L’Unione europea e i costi del “non-allargamento”
Abbiamo ricevuto e volentieri pubblichiamo un'approfondita analisi di Paolo Gozzi, già funzionario della Commissione Europea, sulle prospettive future, le esitazioni e le battute d'arresto nel processo di allargamento dell'Unione Europea ai paesi dei Balcani Occidentali.
L’Unione europea e i costi del “non-allargamento”
Il 1° gennaio 2007, con l’adesione di Bulgaria e Romania, si concludeva il quinto allargamento dell’Unione europea, che aveva portato il numero di Stati membri da 15 a 27. Dei dodici nuovi aderenti, nove erano paesi dell’Europa centro-orientale che fino a pochi anni prima erano nella sfera d’influenza dell’Unione sovietica o addirittura parte di essa. Il processo di adesione era stato relativamente rapido e non esente da critiche. Molti paventavano i costi elevati dell’integrazione di economie ancora molto deboli nel mercato comune. Tali critiche non erano infondate, ma l’utilità di ancorare in uno spazio di diritti e democrazia paesi ancora fragili sul piano istituzionale aveva una valenza politica certamente superiore. Nell’ottobre di quello stesso 2007, sul sito dell’European Council on Foreign Relations (uno dei più prestigiosi istituti di analisi di politica internazionale - https://www.ecfr.eu) si osservava che se l’Unione europea non avesse rispettato l’impegno ad accogliere i nuovi Stati membri, in Europa centro orientale si sarebbe potuta determinare una situazione di “disordine generato da regimi autoritari nazional-populisti e di crescenti tensioni regionali e pressioni migratorie.

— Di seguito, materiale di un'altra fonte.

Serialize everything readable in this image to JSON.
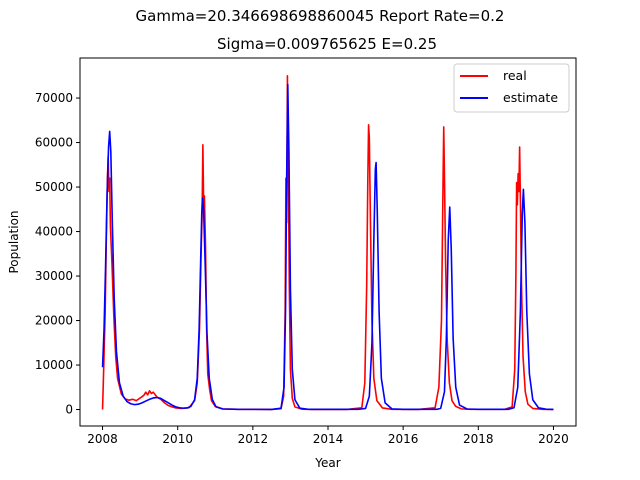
{
  "chart_data": {
    "type": "line",
    "title_line1": "Gamma=20.346698698860045 Report Rate=0.2",
    "title_line2": "Sigma=0.009765625 E=0.25",
    "xlabel": "Year",
    "ylabel": "Population",
    "xlim": [
      2007.4,
      2020.6
    ],
    "ylim": [
      -3700,
      79000
    ],
    "x_ticks": [
      2008,
      2010,
      2012,
      2014,
      2016,
      2018,
      2020
    ],
    "y_ticks": [
      0,
      10000,
      20000,
      30000,
      40000,
      50000,
      60000,
      70000
    ],
    "legend_position": "upper right",
    "grid": false,
    "series": [
      {
        "name": "real",
        "color": "#ff0000",
        "points": [
          [
            2008.0,
            0
          ],
          [
            2008.03,
            9000
          ],
          [
            2008.07,
            22000
          ],
          [
            2008.1,
            38000
          ],
          [
            2008.13,
            52000
          ],
          [
            2008.15,
            57000
          ],
          [
            2008.17,
            49000
          ],
          [
            2008.19,
            52000
          ],
          [
            2008.21,
            41000
          ],
          [
            2008.25,
            33000
          ],
          [
            2008.3,
            21000
          ],
          [
            2008.35,
            12000
          ],
          [
            2008.4,
            7000
          ],
          [
            2008.5,
            3500
          ],
          [
            2008.6,
            2400
          ],
          [
            2008.7,
            2100
          ],
          [
            2008.8,
            2300
          ],
          [
            2008.9,
            2000
          ],
          [
            2009.0,
            2600
          ],
          [
            2009.1,
            3200
          ],
          [
            2009.15,
            3900
          ],
          [
            2009.2,
            3300
          ],
          [
            2009.25,
            4200
          ],
          [
            2009.3,
            3600
          ],
          [
            2009.35,
            3900
          ],
          [
            2009.45,
            2800
          ],
          [
            2009.55,
            2300
          ],
          [
            2009.65,
            1500
          ],
          [
            2009.75,
            900
          ],
          [
            2009.85,
            600
          ],
          [
            2009.95,
            350
          ],
          [
            2010.1,
            250
          ],
          [
            2010.3,
            400
          ],
          [
            2010.45,
            2000
          ],
          [
            2010.52,
            6000
          ],
          [
            2010.58,
            18000
          ],
          [
            2010.62,
            34000
          ],
          [
            2010.65,
            44000
          ],
          [
            2010.67,
            59500
          ],
          [
            2010.69,
            46000
          ],
          [
            2010.71,
            48000
          ],
          [
            2010.74,
            37000
          ],
          [
            2010.77,
            18000
          ],
          [
            2010.8,
            8000
          ],
          [
            2010.85,
            4500
          ],
          [
            2010.9,
            2000
          ],
          [
            2011.0,
            700
          ],
          [
            2011.2,
            150
          ],
          [
            2011.6,
            50
          ],
          [
            2012.5,
            30
          ],
          [
            2012.75,
            200
          ],
          [
            2012.82,
            3000
          ],
          [
            2012.86,
            22000
          ],
          [
            2012.88,
            52000
          ],
          [
            2012.9,
            42000
          ],
          [
            2012.92,
            75000
          ],
          [
            2012.94,
            60000
          ],
          [
            2012.97,
            28000
          ],
          [
            2013.0,
            9000
          ],
          [
            2013.05,
            2500
          ],
          [
            2013.12,
            600
          ],
          [
            2013.3,
            80
          ],
          [
            2013.6,
            30
          ],
          [
            2014.5,
            30
          ],
          [
            2014.9,
            400
          ],
          [
            2014.98,
            6000
          ],
          [
            2015.03,
            28000
          ],
          [
            2015.06,
            52000
          ],
          [
            2015.08,
            64000
          ],
          [
            2015.1,
            61000
          ],
          [
            2015.13,
            42000
          ],
          [
            2015.17,
            20000
          ],
          [
            2015.22,
            7000
          ],
          [
            2015.3,
            2000
          ],
          [
            2015.45,
            350
          ],
          [
            2015.7,
            60
          ],
          [
            2016.4,
            30
          ],
          [
            2016.85,
            400
          ],
          [
            2016.95,
            5000
          ],
          [
            2017.02,
            20000
          ],
          [
            2017.06,
            50000
          ],
          [
            2017.08,
            63500
          ],
          [
            2017.1,
            52000
          ],
          [
            2017.13,
            33000
          ],
          [
            2017.17,
            16000
          ],
          [
            2017.23,
            6000
          ],
          [
            2017.3,
            2000
          ],
          [
            2017.4,
            700
          ],
          [
            2017.55,
            150
          ],
          [
            2017.8,
            40
          ],
          [
            2018.7,
            40
          ],
          [
            2018.9,
            600
          ],
          [
            2018.97,
            9000
          ],
          [
            2019.0,
            30000
          ],
          [
            2019.02,
            51000
          ],
          [
            2019.04,
            46000
          ],
          [
            2019.06,
            53000
          ],
          [
            2019.08,
            49000
          ],
          [
            2019.1,
            59000
          ],
          [
            2019.12,
            47000
          ],
          [
            2019.15,
            28000
          ],
          [
            2019.19,
            12000
          ],
          [
            2019.25,
            4000
          ],
          [
            2019.32,
            1200
          ],
          [
            2019.45,
            250
          ],
          [
            2019.7,
            60
          ],
          [
            2020.0,
            30
          ]
        ]
      },
      {
        "name": "estimate",
        "color": "#0000ff",
        "points": [
          [
            2008.0,
            9500
          ],
          [
            2008.04,
            18000
          ],
          [
            2008.08,
            32000
          ],
          [
            2008.12,
            48000
          ],
          [
            2008.16,
            59000
          ],
          [
            2008.19,
            62500
          ],
          [
            2008.22,
            58000
          ],
          [
            2008.26,
            42000
          ],
          [
            2008.31,
            25000
          ],
          [
            2008.37,
            13000
          ],
          [
            2008.45,
            6000
          ],
          [
            2008.55,
            3000
          ],
          [
            2008.65,
            1800
          ],
          [
            2008.75,
            1300
          ],
          [
            2008.85,
            1100
          ],
          [
            2008.95,
            1200
          ],
          [
            2009.05,
            1500
          ],
          [
            2009.15,
            1900
          ],
          [
            2009.25,
            2300
          ],
          [
            2009.35,
            2600
          ],
          [
            2009.45,
            2700
          ],
          [
            2009.55,
            2500
          ],
          [
            2009.65,
            2000
          ],
          [
            2009.75,
            1500
          ],
          [
            2009.85,
            1000
          ],
          [
            2009.95,
            600
          ],
          [
            2010.05,
            400
          ],
          [
            2010.15,
            300
          ],
          [
            2010.25,
            350
          ],
          [
            2010.35,
            700
          ],
          [
            2010.45,
            2200
          ],
          [
            2010.52,
            7000
          ],
          [
            2010.57,
            18000
          ],
          [
            2010.61,
            33000
          ],
          [
            2010.64,
            44000
          ],
          [
            2010.66,
            47500
          ],
          [
            2010.69,
            45000
          ],
          [
            2010.73,
            33000
          ],
          [
            2010.78,
            17000
          ],
          [
            2010.84,
            7000
          ],
          [
            2010.92,
            2300
          ],
          [
            2011.02,
            600
          ],
          [
            2011.2,
            120
          ],
          [
            2011.6,
            40
          ],
          [
            2012.5,
            30
          ],
          [
            2012.75,
            300
          ],
          [
            2012.83,
            5000
          ],
          [
            2012.87,
            22000
          ],
          [
            2012.9,
            52000
          ],
          [
            2012.93,
            73000
          ],
          [
            2012.96,
            58000
          ],
          [
            2013.0,
            27000
          ],
          [
            2013.05,
            9000
          ],
          [
            2013.12,
            2200
          ],
          [
            2013.25,
            300
          ],
          [
            2013.5,
            40
          ],
          [
            2014.8,
            40
          ],
          [
            2015.0,
            250
          ],
          [
            2015.1,
            3000
          ],
          [
            2015.17,
            15000
          ],
          [
            2015.22,
            38000
          ],
          [
            2015.26,
            54000
          ],
          [
            2015.28,
            55500
          ],
          [
            2015.31,
            45000
          ],
          [
            2015.36,
            22000
          ],
          [
            2015.42,
            7000
          ],
          [
            2015.52,
            1500
          ],
          [
            2015.7,
            150
          ],
          [
            2016.0,
            40
          ],
          [
            2016.9,
            40
          ],
          [
            2017.0,
            300
          ],
          [
            2017.1,
            4000
          ],
          [
            2017.15,
            16000
          ],
          [
            2017.2,
            38000
          ],
          [
            2017.24,
            45500
          ],
          [
            2017.28,
            36000
          ],
          [
            2017.33,
            16000
          ],
          [
            2017.4,
            5000
          ],
          [
            2017.5,
            1000
          ],
          [
            2017.7,
            120
          ],
          [
            2018.0,
            40
          ],
          [
            2018.8,
            40
          ],
          [
            2018.95,
            400
          ],
          [
            2019.05,
            5000
          ],
          [
            2019.12,
            22000
          ],
          [
            2019.17,
            44000
          ],
          [
            2019.2,
            49500
          ],
          [
            2019.24,
            42000
          ],
          [
            2019.29,
            22000
          ],
          [
            2019.36,
            8000
          ],
          [
            2019.45,
            2200
          ],
          [
            2019.6,
            400
          ],
          [
            2019.8,
            80
          ],
          [
            2020.0,
            30
          ]
        ]
      }
    ]
  }
}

In realtà si è visto che neppure l’adesione all’UE ha permesso che in alcuni paesi questi pericoli fossero totalmente scongiurati e l’Ungheria ce lo ricorda quotidianamente. È facile immaginare tuttavia che senza tale adesione tanti piccoli Erdoğan spadroneggerebbero oggi in varie capitali dell’Europa di mezzo, più e peggio di quanto stanno facendo. In altri termini: i costi politici di un “non allargamento” sarebbero stati ben più gravosi dei costi finanziari che l’UE ha dovuto sopportare in termini di aiuti e sostegno economico.

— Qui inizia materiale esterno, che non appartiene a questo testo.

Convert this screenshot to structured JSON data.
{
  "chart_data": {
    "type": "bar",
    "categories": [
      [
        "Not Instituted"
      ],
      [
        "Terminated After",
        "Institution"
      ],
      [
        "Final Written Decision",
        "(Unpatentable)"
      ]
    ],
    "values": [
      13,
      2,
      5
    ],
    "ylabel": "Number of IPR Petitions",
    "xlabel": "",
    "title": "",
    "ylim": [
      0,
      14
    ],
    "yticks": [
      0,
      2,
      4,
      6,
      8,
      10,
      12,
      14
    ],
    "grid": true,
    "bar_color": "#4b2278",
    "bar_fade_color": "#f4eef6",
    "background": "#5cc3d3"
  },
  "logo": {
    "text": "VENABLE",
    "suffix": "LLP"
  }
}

La lezione tuttavia non sembra essere stata ancora ben assimilata. Nei confronti dei Balcani occidentali, promesse di un futuro accoglimento nell’Unione europea sono state fatte in innumerevoli occasioni, ma il processo è palesemente in stallo. E non è stata certo la decisione del mese scorso di aprire i negoziati di allargamento con l’Albania e la Macedonia del Nord a rilanciarne la dinamica. Tale decisione è tardiva e il ritardo è stato dei più pretestuosi, provocato da impuntature di alcuni Stati membri basate su pure considerazioni di politica interna che nulla hanno a che fare con l’avvio di un iter negoziale destinato comunque a durare molti anni. Intanto la situazione globale nella regione si sta deteriorando rapidamente.
In tutti i paesi, una normale dialettica democratica tra forze di governo ed opposizione è chimera. Il dibattito politico è virtualmente assente, sostituito da scambi di accuse, minacce, tentativi di delegittimazione reciproca, con il ricorso alla piazza per cercare di forzare decisioni che la dinamica parlamentare non riesce a gestire. È successo nei mesi scorsi in Montenegro dopo l’adozione di una legge sulla proprietà fondiaria contestata dalla Chiesa ortodossa serba che ha organizzato grandi manifestazioni; è successo in Albania dove l’opposizione ha ripetutamente cercato di far cadere il Governo con la mobilitazione dei propri sostenitori, non avendo numeri sufficienti in Parlamento.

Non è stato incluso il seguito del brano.